In early 2015, the report says Apple reached out to Disney to become a partner in its streaming TV service. However, Disney refused when Cue made demands that went against the industry. Cue wanted Disney to let Apple freeze the royalty rates it would pay them for several years. The report says Apple had similar conversations with 21st Century Fox and CBS; evidently, nothing transpired.
One of the reasons media companies are so hesitant is they are worried the terms set by Apple would be picked up by cable-TV distributors, cutting prices across the industry — not just for Apple. Apple appears to be set on a $30 per month streaming package. At one time, it would attract media organizations with higher fees than pay-TV but wanted only a subset of the channel offerings.
It also had serious discussions with Time Warner Cable and Comcast about offering a joint TV service using an Apple-made set top box, according to the report. The box would only be sold through cable companies but Apple wanted steep royalties of $10 per user per month. Apple would take control of authentication via Apple ID even though Comcast and Time Warner Cable would be responsible for billing and customer support.

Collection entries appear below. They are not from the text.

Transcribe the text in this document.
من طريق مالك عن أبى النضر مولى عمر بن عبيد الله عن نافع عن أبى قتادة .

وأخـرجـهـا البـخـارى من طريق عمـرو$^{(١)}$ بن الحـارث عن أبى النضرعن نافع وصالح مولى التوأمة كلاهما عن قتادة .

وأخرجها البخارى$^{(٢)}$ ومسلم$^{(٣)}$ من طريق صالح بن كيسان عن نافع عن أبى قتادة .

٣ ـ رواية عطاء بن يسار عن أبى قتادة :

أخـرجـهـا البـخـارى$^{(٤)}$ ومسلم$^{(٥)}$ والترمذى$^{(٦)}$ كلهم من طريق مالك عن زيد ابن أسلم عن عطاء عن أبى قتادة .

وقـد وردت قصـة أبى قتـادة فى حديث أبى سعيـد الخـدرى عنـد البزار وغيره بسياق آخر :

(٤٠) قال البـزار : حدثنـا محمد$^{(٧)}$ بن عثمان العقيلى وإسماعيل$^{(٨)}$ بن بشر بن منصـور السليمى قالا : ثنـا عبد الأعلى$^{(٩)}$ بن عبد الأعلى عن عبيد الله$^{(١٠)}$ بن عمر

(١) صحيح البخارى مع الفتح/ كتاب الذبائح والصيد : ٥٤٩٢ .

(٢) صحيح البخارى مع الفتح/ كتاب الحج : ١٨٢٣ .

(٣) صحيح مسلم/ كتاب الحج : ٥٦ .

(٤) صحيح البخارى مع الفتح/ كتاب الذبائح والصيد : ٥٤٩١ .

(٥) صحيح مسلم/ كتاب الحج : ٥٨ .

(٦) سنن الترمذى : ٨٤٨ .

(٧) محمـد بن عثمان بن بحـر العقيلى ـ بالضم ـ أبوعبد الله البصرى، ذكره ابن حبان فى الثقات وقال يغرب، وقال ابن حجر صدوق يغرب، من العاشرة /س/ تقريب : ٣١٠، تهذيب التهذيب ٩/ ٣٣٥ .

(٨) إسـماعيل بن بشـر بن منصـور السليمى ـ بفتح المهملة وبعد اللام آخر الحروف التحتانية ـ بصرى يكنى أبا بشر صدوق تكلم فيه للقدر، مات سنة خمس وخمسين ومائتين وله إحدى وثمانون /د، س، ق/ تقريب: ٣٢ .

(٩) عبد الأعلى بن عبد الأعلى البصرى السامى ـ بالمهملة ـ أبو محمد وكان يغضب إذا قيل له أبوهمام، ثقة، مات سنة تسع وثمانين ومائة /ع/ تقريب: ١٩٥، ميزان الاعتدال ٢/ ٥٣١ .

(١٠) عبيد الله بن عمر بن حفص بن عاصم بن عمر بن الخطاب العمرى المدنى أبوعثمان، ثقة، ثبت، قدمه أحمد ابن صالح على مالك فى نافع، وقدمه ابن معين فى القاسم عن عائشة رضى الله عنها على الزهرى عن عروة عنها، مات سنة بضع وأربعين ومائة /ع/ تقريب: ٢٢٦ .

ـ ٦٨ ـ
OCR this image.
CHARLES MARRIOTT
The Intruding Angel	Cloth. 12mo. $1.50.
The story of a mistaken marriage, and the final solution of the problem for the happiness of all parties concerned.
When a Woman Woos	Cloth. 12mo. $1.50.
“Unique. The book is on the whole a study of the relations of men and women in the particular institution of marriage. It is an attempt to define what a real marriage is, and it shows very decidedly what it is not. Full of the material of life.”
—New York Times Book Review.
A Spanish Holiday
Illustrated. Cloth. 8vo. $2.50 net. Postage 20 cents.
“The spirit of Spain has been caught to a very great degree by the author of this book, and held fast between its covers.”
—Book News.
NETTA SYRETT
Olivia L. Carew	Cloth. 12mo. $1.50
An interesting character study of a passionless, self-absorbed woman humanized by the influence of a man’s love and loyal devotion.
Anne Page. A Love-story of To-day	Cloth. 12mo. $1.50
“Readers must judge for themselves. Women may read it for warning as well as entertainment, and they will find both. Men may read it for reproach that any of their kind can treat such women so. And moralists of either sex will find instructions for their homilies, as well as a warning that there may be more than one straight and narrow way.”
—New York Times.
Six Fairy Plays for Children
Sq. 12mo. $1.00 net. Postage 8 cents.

In classic Apple fashion, the company refused to tell the companies what its new set-top box would do despite trying to strike a deal. The user interface was never shown.
“How about you sketch it on the back of this napkin?” Apple was asked at one meeting, say former Time Warner Cable executives. An Apple official replied that the software would be “better than anything you’ve ever had.”
It also discussed ways for Timer Warner to provide a cloud-based PVR that would automatically store new and high popularity shows, as well as the ability to skip ads. Apple also demanded rights to stream full seasons of hit shows. Again, Time Warner balked.
In late 2014, Apple was working on its oft-reported ‘skinny bundle’ concept. It wanted on-demand streaming of current and past seasons of popular shows, including global rights so the service could launch worldwide. Apple wanted to sell the package for $30 a month. To achieve this goal, it would allocate an amount to each content provider and ask them what content they could provide.
The report quotes Disney: it says Apple determined Disney TV content was worth $13 a month and it asked Disney to pick networks. Content providers wanted Apple to charge more and include more content — this was not acceptable for Apple. Late in 2015, Apple had assembled some form of a service from Fox, Disney, Disney Channel and WatchEPSN, although final deals were not signed. Apple tried to use this as leverage to get others onboard.
Some media executives thought Mr. Cue was trying to bluff them when he said: “We’ve got Disney and Fox. Are you guys in?”
Mr. Cue has said the TV industry overly complicated talks. “Time is on my side,” he has told some media executives.